KEY POINTS:
Auckland's public hospitals are so full they could struggle to deal with a major emergency.
Occupancy rates are touching 100 per cent throughout the city, although the official start of winter, with its traditional influx of patients, is still days away.
An Otago University report published this week claimed an extra 1600 New Zealanders died over the winter months, in part due to cold, damp and poorly maintained homes.
But there is scant space for those expected winter patients in any of the city's five major public hospitals, the Herald can reveal.
The 600-bed capacity of Waitemata District Health Board's North Shore and Waitakere Hospitals was at 98 per cent yesterday.
Middlemore Hospital, run by the Counties Manukau DHB, yesterday reported 94 per cent of its 500 beds were full. That number has peaked at 100 per cent over the past few days.
Auckland City and Greenlane Hospitals, which have 1000 beds between them, were 95 per cent full.
Counties Manukau's chief operating officer, Ron Dunham, told the Herald yesterday that the soaring occupancy rates were "anxiety territory" for hospitals and would restrict their ability to handle a sudden major influx of seriously ill or injured patients.
Hospitals aimed to run below 90 per cent occupancy. That left them with a necessary amount of flexibility for a major emergency "like a bus crash".
"I'm a little nervous, because surgery is up and it has remained up," Mr Dunham said.
"Normally at this time of year surgery is a bit quieter. At 100 per cent, we can't quickly respond to what's going to come in the door."
The number of accidents resulting in hospital admissions was up this year on traditional trends, he said.
"[The occupancy rates] are high. They're higher than they were last year. It's been over 100 per cent."
When occupancy reached such high levels, patients were sometimes transferred to areas not designed for their treatment needs.
"You start to get to the point, when you're past 100 [per cent], where you're utilising space that isn't appropriate.
"We need to get it down, and we need the public's help to get it down."
Emergency departments were "not the only option" for people with emergency medical concerns, Mr Dunham said. People should always try their on-call general practitioners before heading to the emergency department.

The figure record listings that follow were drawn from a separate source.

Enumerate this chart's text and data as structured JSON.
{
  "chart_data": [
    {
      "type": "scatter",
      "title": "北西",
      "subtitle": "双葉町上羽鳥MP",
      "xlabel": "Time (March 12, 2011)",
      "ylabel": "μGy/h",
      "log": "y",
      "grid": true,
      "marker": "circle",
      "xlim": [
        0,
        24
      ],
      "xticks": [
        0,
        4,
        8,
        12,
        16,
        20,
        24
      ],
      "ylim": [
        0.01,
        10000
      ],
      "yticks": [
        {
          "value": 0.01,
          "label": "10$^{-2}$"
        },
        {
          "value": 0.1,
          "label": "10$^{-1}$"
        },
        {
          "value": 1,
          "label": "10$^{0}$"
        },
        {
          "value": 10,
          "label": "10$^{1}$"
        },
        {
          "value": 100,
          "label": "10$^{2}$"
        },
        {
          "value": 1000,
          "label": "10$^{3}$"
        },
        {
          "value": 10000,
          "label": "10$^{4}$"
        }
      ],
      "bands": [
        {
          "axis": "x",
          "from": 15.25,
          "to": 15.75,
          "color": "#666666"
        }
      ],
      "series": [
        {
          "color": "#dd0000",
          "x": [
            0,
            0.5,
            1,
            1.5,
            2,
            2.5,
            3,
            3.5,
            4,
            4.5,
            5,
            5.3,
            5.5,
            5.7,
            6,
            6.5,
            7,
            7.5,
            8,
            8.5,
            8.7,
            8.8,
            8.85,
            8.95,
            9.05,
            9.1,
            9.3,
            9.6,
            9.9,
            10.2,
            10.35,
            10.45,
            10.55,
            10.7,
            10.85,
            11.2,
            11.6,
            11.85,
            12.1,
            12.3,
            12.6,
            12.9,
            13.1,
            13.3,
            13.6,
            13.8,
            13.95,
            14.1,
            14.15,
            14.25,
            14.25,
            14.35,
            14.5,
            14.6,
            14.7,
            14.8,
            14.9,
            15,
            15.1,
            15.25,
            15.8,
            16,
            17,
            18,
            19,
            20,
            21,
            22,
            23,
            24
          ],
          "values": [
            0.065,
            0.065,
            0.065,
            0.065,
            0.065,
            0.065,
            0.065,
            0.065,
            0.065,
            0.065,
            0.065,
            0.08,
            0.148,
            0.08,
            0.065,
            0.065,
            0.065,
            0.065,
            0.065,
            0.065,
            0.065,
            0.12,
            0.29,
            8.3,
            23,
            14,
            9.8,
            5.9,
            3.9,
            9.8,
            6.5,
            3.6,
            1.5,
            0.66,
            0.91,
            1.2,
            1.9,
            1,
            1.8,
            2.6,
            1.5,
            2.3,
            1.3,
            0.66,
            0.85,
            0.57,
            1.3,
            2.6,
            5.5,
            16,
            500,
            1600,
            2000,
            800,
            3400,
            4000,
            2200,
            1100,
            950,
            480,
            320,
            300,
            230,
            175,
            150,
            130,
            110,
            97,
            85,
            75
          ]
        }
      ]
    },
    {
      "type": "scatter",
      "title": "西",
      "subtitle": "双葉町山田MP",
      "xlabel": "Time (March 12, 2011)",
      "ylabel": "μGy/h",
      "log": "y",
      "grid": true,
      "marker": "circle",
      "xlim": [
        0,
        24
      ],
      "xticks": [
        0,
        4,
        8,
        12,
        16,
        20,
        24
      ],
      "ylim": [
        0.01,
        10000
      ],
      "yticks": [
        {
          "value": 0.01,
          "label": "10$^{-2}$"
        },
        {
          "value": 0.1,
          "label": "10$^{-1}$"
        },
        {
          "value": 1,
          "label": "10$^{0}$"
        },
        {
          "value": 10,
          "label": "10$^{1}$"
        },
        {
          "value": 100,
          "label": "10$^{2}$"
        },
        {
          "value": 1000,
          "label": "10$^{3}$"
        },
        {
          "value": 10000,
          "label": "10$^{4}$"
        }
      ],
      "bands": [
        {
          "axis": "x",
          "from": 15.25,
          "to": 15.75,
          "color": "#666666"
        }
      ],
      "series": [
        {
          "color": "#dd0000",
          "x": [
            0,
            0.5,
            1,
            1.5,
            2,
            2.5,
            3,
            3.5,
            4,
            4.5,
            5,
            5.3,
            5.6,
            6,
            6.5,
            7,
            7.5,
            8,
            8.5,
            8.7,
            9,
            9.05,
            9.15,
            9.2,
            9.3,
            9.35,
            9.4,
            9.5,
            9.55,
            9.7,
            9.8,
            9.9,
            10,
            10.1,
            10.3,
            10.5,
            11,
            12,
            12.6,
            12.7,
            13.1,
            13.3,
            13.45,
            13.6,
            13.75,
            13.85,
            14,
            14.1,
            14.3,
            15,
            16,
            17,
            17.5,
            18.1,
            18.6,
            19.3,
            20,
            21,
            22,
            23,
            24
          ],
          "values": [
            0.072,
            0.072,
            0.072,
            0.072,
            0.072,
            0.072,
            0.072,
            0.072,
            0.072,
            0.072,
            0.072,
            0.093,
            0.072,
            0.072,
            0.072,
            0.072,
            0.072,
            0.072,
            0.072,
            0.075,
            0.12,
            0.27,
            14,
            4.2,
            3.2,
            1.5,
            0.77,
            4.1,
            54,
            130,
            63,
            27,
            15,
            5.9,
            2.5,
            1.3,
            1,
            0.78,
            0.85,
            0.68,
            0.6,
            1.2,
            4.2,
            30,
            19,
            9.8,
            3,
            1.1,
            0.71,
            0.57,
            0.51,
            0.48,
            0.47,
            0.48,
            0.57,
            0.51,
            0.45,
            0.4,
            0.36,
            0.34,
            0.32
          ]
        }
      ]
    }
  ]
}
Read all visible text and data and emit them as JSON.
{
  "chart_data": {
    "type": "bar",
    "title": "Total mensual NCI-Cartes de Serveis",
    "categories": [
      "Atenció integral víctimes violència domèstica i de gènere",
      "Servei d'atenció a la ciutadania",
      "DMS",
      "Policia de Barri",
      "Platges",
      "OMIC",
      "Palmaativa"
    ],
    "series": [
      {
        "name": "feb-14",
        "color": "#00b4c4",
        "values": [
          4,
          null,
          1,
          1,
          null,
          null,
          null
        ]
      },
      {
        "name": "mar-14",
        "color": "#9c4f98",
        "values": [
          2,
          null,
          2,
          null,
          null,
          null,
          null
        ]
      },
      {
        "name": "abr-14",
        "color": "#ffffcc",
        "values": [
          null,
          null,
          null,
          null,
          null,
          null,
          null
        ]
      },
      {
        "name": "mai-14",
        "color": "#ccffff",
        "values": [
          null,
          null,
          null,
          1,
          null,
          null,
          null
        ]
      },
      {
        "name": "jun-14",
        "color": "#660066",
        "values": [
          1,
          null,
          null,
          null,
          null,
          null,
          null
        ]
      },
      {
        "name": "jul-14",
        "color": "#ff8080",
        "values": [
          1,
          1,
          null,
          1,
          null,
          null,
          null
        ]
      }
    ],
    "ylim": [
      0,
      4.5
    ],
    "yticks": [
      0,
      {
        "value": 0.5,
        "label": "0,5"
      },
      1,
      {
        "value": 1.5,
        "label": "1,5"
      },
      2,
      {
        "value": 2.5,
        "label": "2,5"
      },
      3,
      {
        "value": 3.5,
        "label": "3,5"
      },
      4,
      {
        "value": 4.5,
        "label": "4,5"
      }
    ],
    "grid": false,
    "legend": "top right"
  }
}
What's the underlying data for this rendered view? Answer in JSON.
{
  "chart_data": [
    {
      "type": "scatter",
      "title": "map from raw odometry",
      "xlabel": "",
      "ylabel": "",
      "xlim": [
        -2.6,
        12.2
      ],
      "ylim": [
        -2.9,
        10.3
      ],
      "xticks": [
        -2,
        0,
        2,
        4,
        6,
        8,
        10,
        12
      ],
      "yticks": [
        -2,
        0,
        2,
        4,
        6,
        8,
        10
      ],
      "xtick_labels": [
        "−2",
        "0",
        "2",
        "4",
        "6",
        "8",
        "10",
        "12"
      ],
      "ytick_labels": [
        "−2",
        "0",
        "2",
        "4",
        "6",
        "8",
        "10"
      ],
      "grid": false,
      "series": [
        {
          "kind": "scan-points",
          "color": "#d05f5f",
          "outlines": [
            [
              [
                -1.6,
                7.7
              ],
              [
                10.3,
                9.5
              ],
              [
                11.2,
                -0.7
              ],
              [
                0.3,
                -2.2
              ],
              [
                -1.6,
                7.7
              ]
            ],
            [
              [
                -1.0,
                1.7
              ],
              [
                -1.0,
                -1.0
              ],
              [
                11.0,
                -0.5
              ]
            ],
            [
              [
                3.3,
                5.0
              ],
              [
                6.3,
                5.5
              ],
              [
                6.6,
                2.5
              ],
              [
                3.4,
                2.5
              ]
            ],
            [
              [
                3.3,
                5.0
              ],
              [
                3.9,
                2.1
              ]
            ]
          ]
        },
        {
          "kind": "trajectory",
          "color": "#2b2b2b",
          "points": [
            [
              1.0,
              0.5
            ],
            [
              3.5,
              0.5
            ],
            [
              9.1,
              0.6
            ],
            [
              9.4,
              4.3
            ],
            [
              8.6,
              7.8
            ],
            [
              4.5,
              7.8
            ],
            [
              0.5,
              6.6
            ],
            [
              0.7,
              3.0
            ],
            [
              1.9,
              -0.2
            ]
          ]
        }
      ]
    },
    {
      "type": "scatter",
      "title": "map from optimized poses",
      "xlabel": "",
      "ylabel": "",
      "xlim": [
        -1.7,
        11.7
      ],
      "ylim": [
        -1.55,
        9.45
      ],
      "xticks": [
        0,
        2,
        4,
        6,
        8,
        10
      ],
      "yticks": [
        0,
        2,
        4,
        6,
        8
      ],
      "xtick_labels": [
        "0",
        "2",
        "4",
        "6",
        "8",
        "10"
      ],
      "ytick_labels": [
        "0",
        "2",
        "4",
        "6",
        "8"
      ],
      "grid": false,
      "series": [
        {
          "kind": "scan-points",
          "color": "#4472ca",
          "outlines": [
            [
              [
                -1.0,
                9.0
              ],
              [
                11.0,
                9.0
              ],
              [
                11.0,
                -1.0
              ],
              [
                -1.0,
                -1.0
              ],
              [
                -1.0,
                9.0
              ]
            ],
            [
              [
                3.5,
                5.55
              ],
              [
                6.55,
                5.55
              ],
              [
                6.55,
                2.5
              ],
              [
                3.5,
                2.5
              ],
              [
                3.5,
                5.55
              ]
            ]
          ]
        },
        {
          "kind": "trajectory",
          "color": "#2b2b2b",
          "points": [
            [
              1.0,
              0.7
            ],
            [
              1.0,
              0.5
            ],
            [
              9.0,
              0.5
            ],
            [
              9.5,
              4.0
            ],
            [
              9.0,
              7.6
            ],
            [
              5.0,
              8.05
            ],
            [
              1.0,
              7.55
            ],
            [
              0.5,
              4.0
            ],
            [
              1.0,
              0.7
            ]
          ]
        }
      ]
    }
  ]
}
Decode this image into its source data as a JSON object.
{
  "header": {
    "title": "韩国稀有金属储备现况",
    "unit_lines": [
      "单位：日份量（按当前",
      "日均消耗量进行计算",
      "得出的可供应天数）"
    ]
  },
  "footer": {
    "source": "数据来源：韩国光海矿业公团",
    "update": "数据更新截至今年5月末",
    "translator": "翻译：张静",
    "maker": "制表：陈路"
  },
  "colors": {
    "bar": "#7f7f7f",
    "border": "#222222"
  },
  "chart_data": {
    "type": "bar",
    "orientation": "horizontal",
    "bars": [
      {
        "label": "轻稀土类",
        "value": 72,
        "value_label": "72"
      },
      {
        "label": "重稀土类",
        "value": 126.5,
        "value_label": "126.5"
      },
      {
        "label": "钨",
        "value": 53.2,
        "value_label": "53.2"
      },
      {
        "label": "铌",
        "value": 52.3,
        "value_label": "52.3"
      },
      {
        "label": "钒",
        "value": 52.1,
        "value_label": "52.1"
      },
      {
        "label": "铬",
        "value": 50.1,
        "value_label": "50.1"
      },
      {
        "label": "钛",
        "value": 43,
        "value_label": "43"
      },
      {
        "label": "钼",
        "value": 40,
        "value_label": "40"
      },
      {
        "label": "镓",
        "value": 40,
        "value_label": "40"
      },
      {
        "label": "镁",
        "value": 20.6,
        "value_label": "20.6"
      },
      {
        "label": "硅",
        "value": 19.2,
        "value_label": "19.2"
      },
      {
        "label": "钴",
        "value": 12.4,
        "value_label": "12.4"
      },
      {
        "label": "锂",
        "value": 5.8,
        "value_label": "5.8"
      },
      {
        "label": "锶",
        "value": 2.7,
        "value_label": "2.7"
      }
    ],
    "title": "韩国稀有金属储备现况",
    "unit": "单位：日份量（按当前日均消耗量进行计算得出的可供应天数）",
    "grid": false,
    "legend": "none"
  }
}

A Waitemata board spokeswoman said the present occupancy rates were dangerous territory coming in to winter, and the public needed to change their habit of seeing hospitals as their first stop.
A community-awareness campaign from the city's three district health boards, to begin on Sunday, would get that message out there, she said.
Emergency departments were often "snowed under by too many everyday ailments". They needed to be kept for serious and life-threatening illnesses and injuries, she said.
"And of course, your GP will refer you to a hospital emergency department if that's required."